AI Briefing: NewFronts bring a week’s worth of AI news for advertisers

At last week’s annual IAB Newfronts, major ad-funded platforms were busy announcing a range of new content, ad formats and measurement tools.

While major social platforms announced new AI upgrades for users and advertisers, streaming TV startups also unveiled new ways to use visual AI and machine learning for targeting and measurement. Meta talked about using AI to predict organic creator content for paid partners, using ML to suggest creators for brands and tools for resizing videos for Reels. Hours later, TikTok said it is adding generative AI to its Pulse Lineups ad product while also vowing to challenge the newly signed ban in U.S. court. Snap, which positioned itself as “not social media,” discussed ways it is using AI to help create augmented reality lenses for users and advertisers within minutes. 

Giants like Samsung also focused their events on ways they’re using AI for content, ads and audiences. Meanwhile, streaming providers that announced new AI tools include Canela Media, which said it’s using AI for contextual ad targeting like having an engagement ring ad during a romance show. Another, Samba TV, said it’s working with advertisers to beta test its new Samba AI platform that uses visual AI to identify people and products in shows to help with contextual targeting and measurement. 

“You can see data about the actors, the scene, the sentiments, the context for the first time in history,” Samba TV founder Ashwin Navin said during a live demo on stage for its NewFront. “We’re recognizing products that are on screen and mapping those to those available online today to purchase.”

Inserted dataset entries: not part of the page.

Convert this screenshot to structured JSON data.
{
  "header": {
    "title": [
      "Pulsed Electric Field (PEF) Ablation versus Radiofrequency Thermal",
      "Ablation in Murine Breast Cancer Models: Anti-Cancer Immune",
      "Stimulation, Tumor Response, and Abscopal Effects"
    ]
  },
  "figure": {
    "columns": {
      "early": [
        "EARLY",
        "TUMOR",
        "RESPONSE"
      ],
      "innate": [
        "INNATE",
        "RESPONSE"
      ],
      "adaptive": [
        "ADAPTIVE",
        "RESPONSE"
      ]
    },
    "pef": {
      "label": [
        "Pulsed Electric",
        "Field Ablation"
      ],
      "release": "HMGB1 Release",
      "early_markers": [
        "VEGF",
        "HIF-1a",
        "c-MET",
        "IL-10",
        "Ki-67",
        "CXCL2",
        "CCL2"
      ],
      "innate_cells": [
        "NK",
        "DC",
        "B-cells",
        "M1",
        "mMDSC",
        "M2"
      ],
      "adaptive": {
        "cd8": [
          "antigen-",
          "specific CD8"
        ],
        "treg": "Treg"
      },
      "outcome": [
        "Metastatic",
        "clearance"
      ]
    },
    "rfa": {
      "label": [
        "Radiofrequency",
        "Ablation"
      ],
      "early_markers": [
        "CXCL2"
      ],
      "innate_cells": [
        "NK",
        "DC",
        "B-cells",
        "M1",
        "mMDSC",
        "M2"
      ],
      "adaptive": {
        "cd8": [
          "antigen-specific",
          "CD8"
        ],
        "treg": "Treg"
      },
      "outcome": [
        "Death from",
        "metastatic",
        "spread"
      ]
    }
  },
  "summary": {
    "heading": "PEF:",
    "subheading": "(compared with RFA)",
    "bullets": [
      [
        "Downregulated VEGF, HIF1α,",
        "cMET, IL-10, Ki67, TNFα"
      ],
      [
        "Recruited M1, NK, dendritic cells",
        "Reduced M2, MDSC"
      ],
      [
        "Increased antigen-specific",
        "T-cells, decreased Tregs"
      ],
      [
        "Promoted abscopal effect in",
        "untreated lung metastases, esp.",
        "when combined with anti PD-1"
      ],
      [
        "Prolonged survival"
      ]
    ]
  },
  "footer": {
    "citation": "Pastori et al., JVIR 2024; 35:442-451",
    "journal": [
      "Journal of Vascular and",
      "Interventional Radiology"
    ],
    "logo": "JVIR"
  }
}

Kicking off the week was Google, which also had closing arguments on Thursday and Friday for its antitrust trial over search and search ads. One new AI feature will let marketers generate potential audience segments based on a campaign’s goals, which will be followed soon by more CTV-specific signals like content genre and whether content is live.

Bill Reardon, gm of the enterprise platform at Google Ads, gave the example of a sneaker brand that might not have realized they should target people in the market for concert tickets or that might want to pay a different price for ads shown to sneaker collectors vs. someone that buys an occasional pair. 

“You’re no longer limited to lower funnel signals,” Reardon said. “…We now also include brand awareness and consideration objectives, which means you can optimize for things like time on screen.”

In remarks before Google’s presentation, IAB CEO David Cohen said the group’s 2024 survey of marketers found that a third of companies are already using AI to help with first-party data sets. While predicting AI’s ubiquity across the marketing industry, Cohen also cited the famous quote from John D. Rockefeller: “Don’t be afraid to give up the good for the great.” 

There’s perhaps an irony in Standard Oil’s founder being quoted at a Google event last week. In 1911, Rockefeller’s company also faced its own antitrust case under the Sherman Act, which led to Gilded Age oil monopoly being broken up. However, it’s hard to know whether Cohen’s choice of words were anything more than mere coincidence.

Despite all the promises of AI — and the countless concerns — companies at the NewFronts didn’t spent too much time talking about their strategies for safely developing and deploying AI models and applications. Privacy also took mostly a back seat other than the occasional mention during various presentations.

Prompts and Products: Other AI news

  • U.S. Senators introduced a new Secure AI Act, which aims to prevent safety breaches for AI systems.
  • AI came up a few times during closing arguments in the antitrust trial between Google and the U.S. Dept. of Justice. (Read more in our stories from Thursday and Friday.)
  • Newly unsealed documents in the Google antitrust case showed a 2019 email from Microsoft CTO Kevin Scott, who told CEO Satya Nadella that he was “very, very worried” about being “multiple years behind the competition” when it came to training large language models.
  • Major publishers announced new AI deals with tech companies. While the FT will let OpenAI train AI systems with its content, Axel-Springer’s expanded deal with Microsoft includes more ways to experiment with content and ads through chatbots.
  • A group of eight newspapers filed a lawsuit against OpenAI and Microsoft alleging the tech companies violated copyright laws by scraping their data to train AI models.
  • A data privacy group filed a new complaint in Europe against OpenAI, claiming the startup violated GDPR with its high level of inaccuracies. 
  • OpenAI is reportedly preparing to announced its own AI search engine, which would compete with other startups — like Perplexity, You, Arc, and Brave — along with giants like Google. 
  • Globant, an AI company, announced a new sponsorship with F1 that will include brand integrations and ways of using AI to improve digital information for fans and teams.
  • Last week, the generative AI startup Runway hosted an AI Film Festival in Los Angeles and plans to host another screening this week in New York City.
  • Amazon announced general availability of Amazon Q, its enterprise business assistant, which can also help employees use natural language to describe apps they’d like to build with their own enterprise data.
  • Quarterly earnings from companies including Amazon, eBay and Apple mentioned ways they’re using AI for business parts of their businesses. Apple CEO Tim Cook also told investors he sees a “big opportunity” for generative AI across the business to expect more AI updates soon. (Apple will also host an event this week with more hardware and software news.)